Erhan Coral’ın ikinci kişisel sergisi “Metropol Kayıtları: Kentsel Mimariyi ve İnsanlığı Yakalamak” 25 Şubat'a kadar Galeri 77’de ziyaretçilerle buluşuyor. “Metropol Kayıtları”, mimari ve insan hikâyelerinin iç içe geçtiği, izleyiciyi kentsel peyzajın kalbine taşıyan bir fotoğraf sergisi. Bu seçkide yer alan çalışmalar salt görselliğin ötesine geçiyor; modern şehirlerin hikâyelerini şehircilik, mimari harikalar ve bu mekânları evi olarak gören bireylerin gözünden anlatıyor.
Bu sergideki her fotoğraf kent yaşamı kayıtlarından bir bölüm. “Metropol Kayıtları” sergisiyle çağdaş mekânların şık çizgilerinden tarihi binaların köklü cephelerine kadar kentsel dünyamızı şekillendiren mimari tarzların farklı coğrafyalardaki evrimlerine tanıklık edeceksiniz.

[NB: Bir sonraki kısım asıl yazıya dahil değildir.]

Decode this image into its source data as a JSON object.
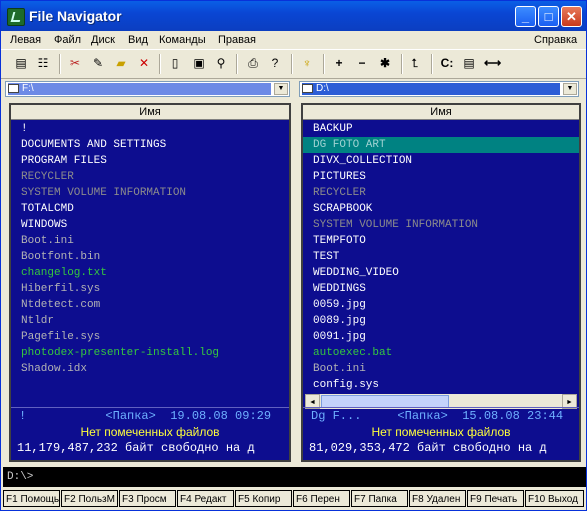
{
  "window": {
    "title": "File Navigator",
    "buttons": {
      "minimize": "_",
      "maximize": "□",
      "close": "✕"
    }
  },
  "menu": [
    "Левая",
    "Файл",
    "Диск",
    "Вид",
    "Команды",
    "Правая",
    "Справка"
  ],
  "toolbar": {
    "drive_label": "C:"
  },
  "left": {
    "path": "F:\\",
    "header": "Имя",
    "items": [
      {
        "name": "!",
        "kind": "dir"
      },
      {
        "name": "DOCUMENTS AND SETTINGS",
        "kind": "dir"
      },
      {
        "name": "PROGRAM FILES",
        "kind": "dir"
      },
      {
        "name": "RECYCLER",
        "kind": "hid"
      },
      {
        "name": "SYSTEM VOLUME INFORMATION",
        "kind": "hid"
      },
      {
        "name": "TOTALCMD",
        "kind": "dir"
      },
      {
        "name": "WINDOWS",
        "kind": "dir"
      },
      {
        "name": "Boot.ini",
        "kind": "sys"
      },
      {
        "name": "Bootfont.bin",
        "kind": "sys"
      },
      {
        "name": "changelog.txt",
        "kind": "exe"
      },
      {
        "name": "Hiberfil.sys",
        "kind": "sys"
      },
      {
        "name": "Ntdetect.com",
        "kind": "sys"
      },
      {
        "name": "Ntldr",
        "kind": "sys"
      },
      {
        "name": "Pagefile.sys",
        "kind": "sys"
      },
      {
        "name": "photodex-presenter-install.log",
        "kind": "exe"
      },
      {
        "name": "Shadow.idx",
        "kind": "sys"
      }
    ],
    "status": {
      "line1": "!           <Папка>  19.08.08 09:29",
      "line2": "Нет помеченных файлов",
      "line3": "11,179,487,232 байт свободно на д"
    }
  },
  "right": {
    "path": "D:\\",
    "header": "Имя",
    "items": [
      {
        "name": "BACKUP",
        "kind": "dir"
      },
      {
        "name": "DG FOTO ART",
        "kind": "sel"
      },
      {
        "name": "DIVX_COLLECTION",
        "kind": "dir"
      },
      {
        "name": "PICTURES",
        "kind": "dir"
      },
      {
        "name": "RECYCLER",
        "kind": "hid"
      },
      {
        "name": "SCRAPBOOK",
        "kind": "dir"
      },
      {
        "name": "SYSTEM VOLUME INFORMATION",
        "kind": "hid"
      },
      {
        "name": "TEMPFOTO",
        "kind": "dir"
      },
      {
        "name": "TEST",
        "kind": "dir"
      },
      {
        "name": "WEDDING_VIDEO",
        "kind": "dir"
      },
      {
        "name": "WEDDINGS",
        "kind": "dir"
      },
      {
        "name": "0059.jpg",
        "kind": "dir"
      },
      {
        "name": "0089.jpg",
        "kind": "dir"
      },
      {
        "name": "0091.jpg",
        "kind": "dir"
      },
      {
        "name": "autoexec.bat",
        "kind": "exe"
      },
      {
        "name": "Boot.ini",
        "kind": "sys"
      },
      {
        "name": "config.sys",
        "kind": "dir"
      }
    ],
    "scroll_left": "◄",
    "scroll_right": "►",
    "status": {
      "line1": "Dg F...     <Папка>  15.08.08 23:44",
      "line2": "Нет помеченных файлов",
      "line3": "81,029,353,472 байт свободно на д"
    }
  },
  "cmdline": "D:\\>",
  "fkeys": [
    "F1 Помощь",
    "F2 ПользМ",
    "F3 Просм",
    "F4 Редакт",
    "F5 Копир",
    "F6 Перен",
    "F7 Папка",
    "F8 Удален",
    "F9 Печать",
    "F10 Выход"
  ]
}
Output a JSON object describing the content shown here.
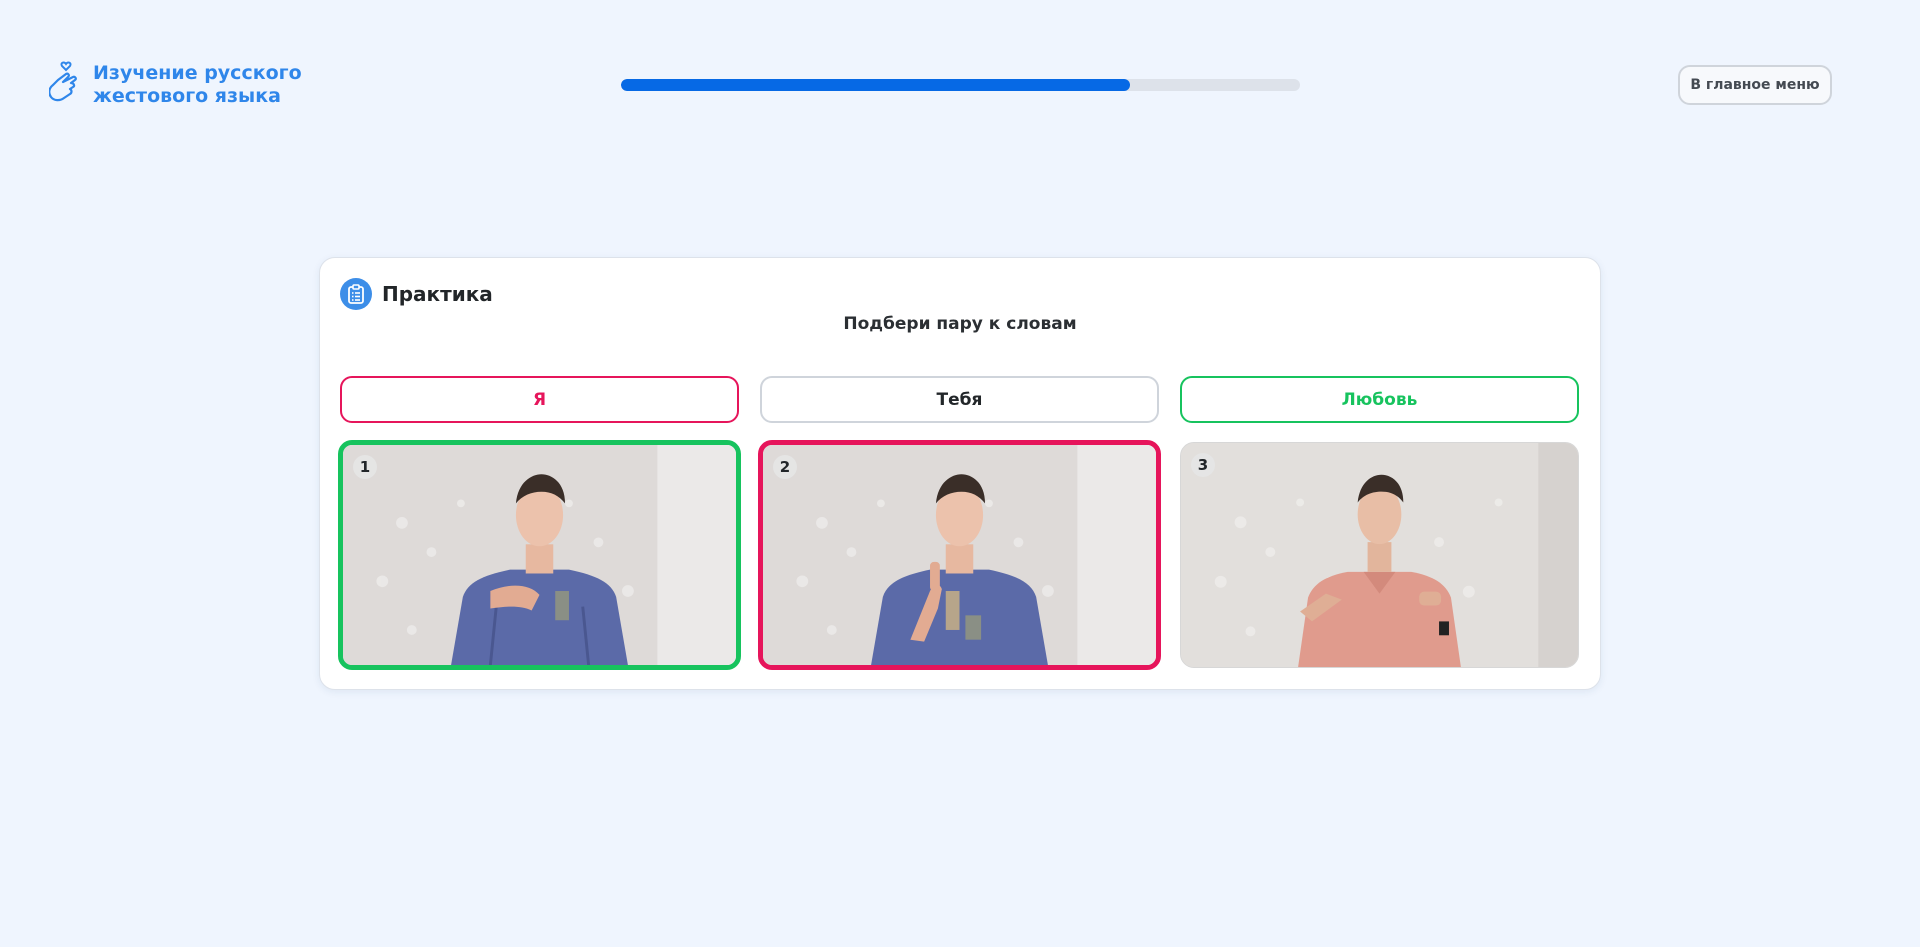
{
  "header": {
    "logo_line1": "Изучение русского",
    "logo_line2": "жестового языка",
    "menu_button": "В главное меню"
  },
  "progress": {
    "value": 0.75
  },
  "card": {
    "title": "Практика",
    "subtitle": "Подбери пару к словам",
    "words": [
      {
        "label": "Я",
        "state": "incorrect"
      },
      {
        "label": "Тебя",
        "state": "neutral"
      },
      {
        "label": "Любовь",
        "state": "correct"
      }
    ],
    "videos": [
      {
        "number": "1",
        "state": "correct",
        "shirt": "blue"
      },
      {
        "number": "2",
        "state": "incorrect",
        "shirt": "blue"
      },
      {
        "number": "3",
        "state": "neutral",
        "shirt": "pink"
      }
    ]
  },
  "colors": {
    "accent": "#0669e5",
    "brand": "#2f86ea",
    "correct": "#17c35e",
    "incorrect": "#e6155b"
  }
}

Bu mimari diyalogların ortasındaki sergi, odağını aynı zamanda bu mekânları canlandıran insanlara da çeviriyor. İnsanlığın çevre ile olan etkileşimi; yalnızlık, mutluluk, inanç, korku gibi ortak duyguların aktarıldığı kadrajlarda karşımıza çıkıyor. Fotoğraftaki bireyleri mekâna yerleştirmektense doğal ve samimi bir halde, sadece şehrin içerisindeki var olan halleriyle yansıtıyor. İnsanın içinde yaşadığı çevre ile ilişkisi; modern yapıların büyüklüğü, heybetli etkisi ve soğukluğu ile insanın naifliği ve sıcaklığı arasındaki zıtlık üzerinden inceleniyor.
Erhan Coral’ın büyük metropollerdeki sosyal yoğunluk ile bireylerin bu yoğunluk içinde hissettikleri yalnızlık duygusu arasındaki tezatı ele alan bir önceki kişisel sergisi “Şehirde Bir Başına”nın devamı niteliğindeki bu yeni seçkide, sanatçı bu sefer insan ve şehir ilişkisinin bir alt detayı insan ve mekân ilişkisini merceğine oturtuyor. Sergideki fotoğraflar İstanbul, Londra, New York ve Boston gibi metropol ve megapoller üzerinden insanların oluşturduğu mekânsal kimlikleri incelerken; St.Paul Katedrali, Tate Modern, Atatürk Kültür Merkezi gibi kültürel ve tarihsel mekânları içeren detaylar, insanlığın inşa ettiği yapılar ile yüz yıllar içerisinde karmaşıklaşmış ilişkilerinin evrimi üzerine düşündürüyor. İnsanların mekânla olan ilişkisi, onların çevrelerini keşfetme, değiştirme ve uyarlama yeteneklerini yansıtmanın yanı sıra metropollerin yarattığı kentsel yalnızlık ve izolasyonu, Edward Hopper’ın eserlerinin uyandırdığı bir duygu durumu ile gözler önüne seriyor.
“İnsanlar merdivenleri çıkarken, bir mekândan diğerine geçerken, bu durum bir süreç içinde olduklarını ve gelişim kaydetmeye çalıştıklarını ifade ediyor. Aynı zamanda, merdivenler bir engeli aşma veya zorlu bir yolculuğun parçası olarak da görülebiliyor.”
Erhan Coral’ın fotoğraflarında özellikle dikkat çeken merdivenler, geçitler ve köprüler bir kişinin hayatındaki farklı aşamaları, zorlukları aşmayı, başarıları kutlamayı veya bir hedefe ulaşmak için atılan adımları temsil ediyor. Bizlere bir yolculuğu anımsatan bu merdivenler, sanatçının kadrajındaki kişilerin, hikâyelerinin veya deneyimlerinin kademeli bir şekilde gelişen süreçleri üzerine mercek tutuyor.
“Metropol Kayıtları” ziyaretçileri mimari yaratıcılık ile metropoldeki insan yaşamının kesişimini keşfetmeye davet ediyor. Tasarım ve duygunun bu büyüleyici birleşimine adım atın ve kentsel dünyamızın tuğlaları ve patikaları içinde yatan hikâyeleri ortaya çıkarın.